No matter, though. The Pangs didn’t become famous in Asia because of their movies’ rich character detail. They made their bones by offering up visceral thrills. The original Bangkok Dangerous was made in 1999 when John Woo still ruled the roost, and it offered a distinctively Thai patch on Woo’s trademark moody, flamboyant, operatic action style. By now, Woo’s sensibility has been thoroughly assimilated by filmmakers across the world, and many highly acclaimed action directors (Paul Greengrass, Alfonso Cuarón, Christopher Nolan) have moved on to grittier approaches. The Pangs have stubbornly stuck to the ’90s style, which makes their new movie look old hat before its time. They do at least deliver a couple of decent set pieces, like the one with the muggers chasing Kong down Bangkok’s back alleys or the daylit scene with Joe pursuing his mark in a boat through a floating market before killing him in gruesome fashion. These, however, are outnumbered by the pedestrian and confusingly edited sequences.

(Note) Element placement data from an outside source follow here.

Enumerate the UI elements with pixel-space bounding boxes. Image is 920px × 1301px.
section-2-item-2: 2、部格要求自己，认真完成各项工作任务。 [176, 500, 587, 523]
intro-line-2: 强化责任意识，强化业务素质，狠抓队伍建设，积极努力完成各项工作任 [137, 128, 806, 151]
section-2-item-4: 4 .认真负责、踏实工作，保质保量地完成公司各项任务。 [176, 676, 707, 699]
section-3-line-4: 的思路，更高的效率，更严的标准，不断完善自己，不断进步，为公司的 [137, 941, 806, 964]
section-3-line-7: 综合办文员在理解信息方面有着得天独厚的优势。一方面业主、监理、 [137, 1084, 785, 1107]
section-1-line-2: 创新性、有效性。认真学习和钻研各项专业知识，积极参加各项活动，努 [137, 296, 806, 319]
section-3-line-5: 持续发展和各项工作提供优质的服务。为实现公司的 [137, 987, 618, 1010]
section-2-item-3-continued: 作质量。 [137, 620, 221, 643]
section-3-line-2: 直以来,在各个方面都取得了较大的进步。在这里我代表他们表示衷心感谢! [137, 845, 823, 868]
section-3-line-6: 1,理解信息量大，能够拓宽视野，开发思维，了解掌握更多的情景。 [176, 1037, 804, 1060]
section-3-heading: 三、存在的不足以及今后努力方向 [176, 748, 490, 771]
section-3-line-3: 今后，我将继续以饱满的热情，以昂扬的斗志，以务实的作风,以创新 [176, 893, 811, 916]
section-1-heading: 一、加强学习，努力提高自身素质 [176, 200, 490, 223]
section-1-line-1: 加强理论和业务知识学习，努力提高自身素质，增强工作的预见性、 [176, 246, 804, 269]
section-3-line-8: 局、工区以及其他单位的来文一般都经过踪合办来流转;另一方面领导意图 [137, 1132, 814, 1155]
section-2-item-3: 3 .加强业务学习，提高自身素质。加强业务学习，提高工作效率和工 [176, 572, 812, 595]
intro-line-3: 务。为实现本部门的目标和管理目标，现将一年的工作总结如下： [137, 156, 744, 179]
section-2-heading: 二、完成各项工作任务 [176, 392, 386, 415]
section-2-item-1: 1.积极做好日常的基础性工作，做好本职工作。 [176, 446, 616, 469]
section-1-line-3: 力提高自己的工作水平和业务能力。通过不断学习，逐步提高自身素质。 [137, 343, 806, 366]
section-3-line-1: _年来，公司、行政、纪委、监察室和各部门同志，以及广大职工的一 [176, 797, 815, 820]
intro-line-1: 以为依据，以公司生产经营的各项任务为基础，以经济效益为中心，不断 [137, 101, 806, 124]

The Pangs do give us some nice bits of local color from their adopted homeland, and there’s a striking moment when Joe goes outside in a fit of moral anguish and finds himself staring at a wholly unconcerned elephant eating lazily on the opposite bank of a river. Still, that’s not nearly enough to spark this flabby thriller into life. Thailand’s film scene is now thriving, and partial credit for that is due to the commercial success of the Pang brothers’ early efforts. What a shame that they seem to have gone creatively stale just when Hollywood started to take notice of them.